Today, my oldest biological daughter turns 56! It’s hard to believe she’s officially a “classic.” I haven’t seen her in years (and I have NO idea why; she just got mad one day and, poof, disappeared), but I hope she’s enjoying her life, probably contemplating how to take on the world while trying to remember where she left her glasses. Here’s to her having more fun today than a cat on a Roomba!
I am blessed with my other kids: Robin, Joe, Colleen, and Michele. They are all parents (or grandparents) now, and watching them take on the world is fun.
It’s T-1 for my angiogram, and all is well except for my sore muscles from the gymnastic exercises I was forced to perform. Standing on my single index finger and doing upside-down scissors with my legs tied to 100-pound weights was a little much.

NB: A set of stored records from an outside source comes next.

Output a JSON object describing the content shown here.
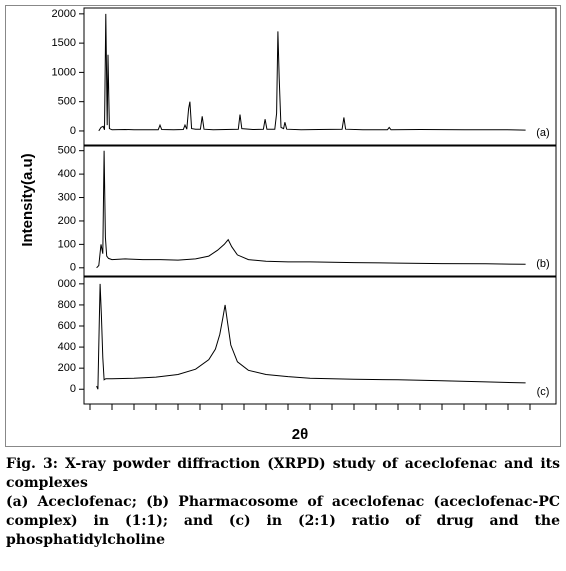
{
  "figure": {
    "xlabel": "2θ",
    "ylabel": "Intensity(a.u)"
  },
  "chart_data": [
    {
      "type": "line",
      "annotation": "(a)",
      "color": "#000000",
      "xlim": [
        0,
        100
      ],
      "ylim": [
        -240,
        2100
      ],
      "yticks": [
        0,
        500,
        1000,
        1500,
        2000
      ],
      "x": [
        2.0,
        2.5,
        3.0,
        3.3,
        3.6,
        3.9,
        4.1,
        4.4,
        5,
        8,
        10,
        12,
        15.5,
        15.9,
        16.3,
        19,
        21.2,
        21.6,
        22.0,
        22.4,
        22.7,
        23.1,
        24,
        25.1,
        25.5,
        25.9,
        28,
        33.7,
        34.1,
        34.5,
        37,
        39.4,
        39.8,
        40.2,
        42.0,
        42.4,
        42.7,
        43.0,
        43.4,
        44.0,
        44.3,
        44.7,
        48,
        52,
        57.3,
        57.7,
        58.1,
        62,
        67.6,
        68,
        68.4,
        75,
        85,
        95,
        99
      ],
      "values": [
        0,
        60,
        80,
        20,
        2000,
        100,
        1300,
        40,
        20,
        25,
        20,
        22,
        20,
        100,
        25,
        20,
        25,
        100,
        30,
        380,
        500,
        40,
        30,
        30,
        250,
        30,
        20,
        30,
        280,
        40,
        25,
        30,
        200,
        30,
        30,
        300,
        1700,
        900,
        60,
        40,
        150,
        30,
        20,
        25,
        30,
        230,
        30,
        20,
        20,
        60,
        20,
        25,
        20,
        20,
        15
      ]
    },
    {
      "type": "line",
      "annotation": "(b)",
      "color": "#000000",
      "xlim": [
        0,
        100
      ],
      "ylim": [
        -35,
        520
      ],
      "yticks": [
        0,
        100,
        200,
        300,
        400,
        500
      ],
      "x": [
        1.5,
        2.0,
        2.5,
        2.9,
        3.2,
        3.5,
        3.8,
        4.2,
        5,
        8,
        12,
        16,
        20,
        24,
        27,
        29,
        30.5,
        31.4,
        32.2,
        33.5,
        36,
        40,
        45,
        50,
        60,
        70,
        80,
        90,
        99
      ],
      "values": [
        0,
        10,
        100,
        60,
        500,
        130,
        50,
        40,
        35,
        38,
        35,
        35,
        33,
        38,
        50,
        75,
        100,
        120,
        90,
        55,
        35,
        28,
        25,
        25,
        22,
        20,
        18,
        17,
        15
      ]
    },
    {
      "type": "line",
      "annotation": "(c)",
      "color": "#000000",
      "xlim": [
        0,
        100
      ],
      "ylim": [
        -140,
        1065
      ],
      "yticks": [
        0,
        200,
        400,
        600,
        800,
        {
          "value": 1000,
          "label": "000"
        }
      ],
      "xticks": [
        0,
        5,
        10,
        15,
        20,
        25,
        30,
        35,
        40,
        45,
        50,
        55,
        60,
        65,
        70,
        75,
        80,
        85,
        90,
        95,
        100
      ],
      "x": [
        1.5,
        1.8,
        2.1,
        2.3,
        2.6,
        2.9,
        3.2,
        3.6,
        5,
        10,
        15,
        20,
        24,
        27,
        28.5,
        29.5,
        30.2,
        30.7,
        31.2,
        32,
        33.5,
        36,
        40,
        45,
        50,
        60,
        70,
        80,
        90,
        99
      ],
      "values": [
        30,
        0,
        600,
        1000,
        700,
        300,
        90,
        100,
        100,
        105,
        115,
        140,
        190,
        280,
        380,
        520,
        680,
        800,
        650,
        420,
        260,
        180,
        140,
        120,
        105,
        95,
        90,
        80,
        70,
        60
      ]
    }
  ],
  "caption": {
    "title": "Fig. 3: X-ray powder diffraction (XRPD) study of aceclofenac and its complexes",
    "text": "(a) Aceclofenac; (b) Pharmacosome of aceclofenac (aceclofenac-PC complex) in (1:1); and (c) in (2:1) ratio of drug and the phosphatidylcholine"
  }
}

It wasn’t clear which arteries were blocked, but two were blocked by roughly 70%. We hope they can reach the blockage without having to “open me up” like last time!
At 10:00 am, we managed to escape and fled for the safety of Ralph’s Market, where we dodged the workout people by acting like normal humans doing their grocery shopping. We departed Ralph’s with eight bags full of goodies and three twelve-packs of soft drinks. With one eye looking forward, one eye looking back, and one eye making sure the bags did not fall, I krept across the parking lot and deposited everything in the trunk of The Silver Fox.
We gunned the engine, and with a mighty roar, the six cylinders, battery, wind-up spring, squirrel cage, and rockets came to life, spitting us out of the parking lot at breakneck speeds. We were off like a herd of turtles!
At 11:00 am sharp, our masseuse arrived to mess with my body even more! I told him that I was going to the hospital in the morning, and he asked if I was going to get a head transplant.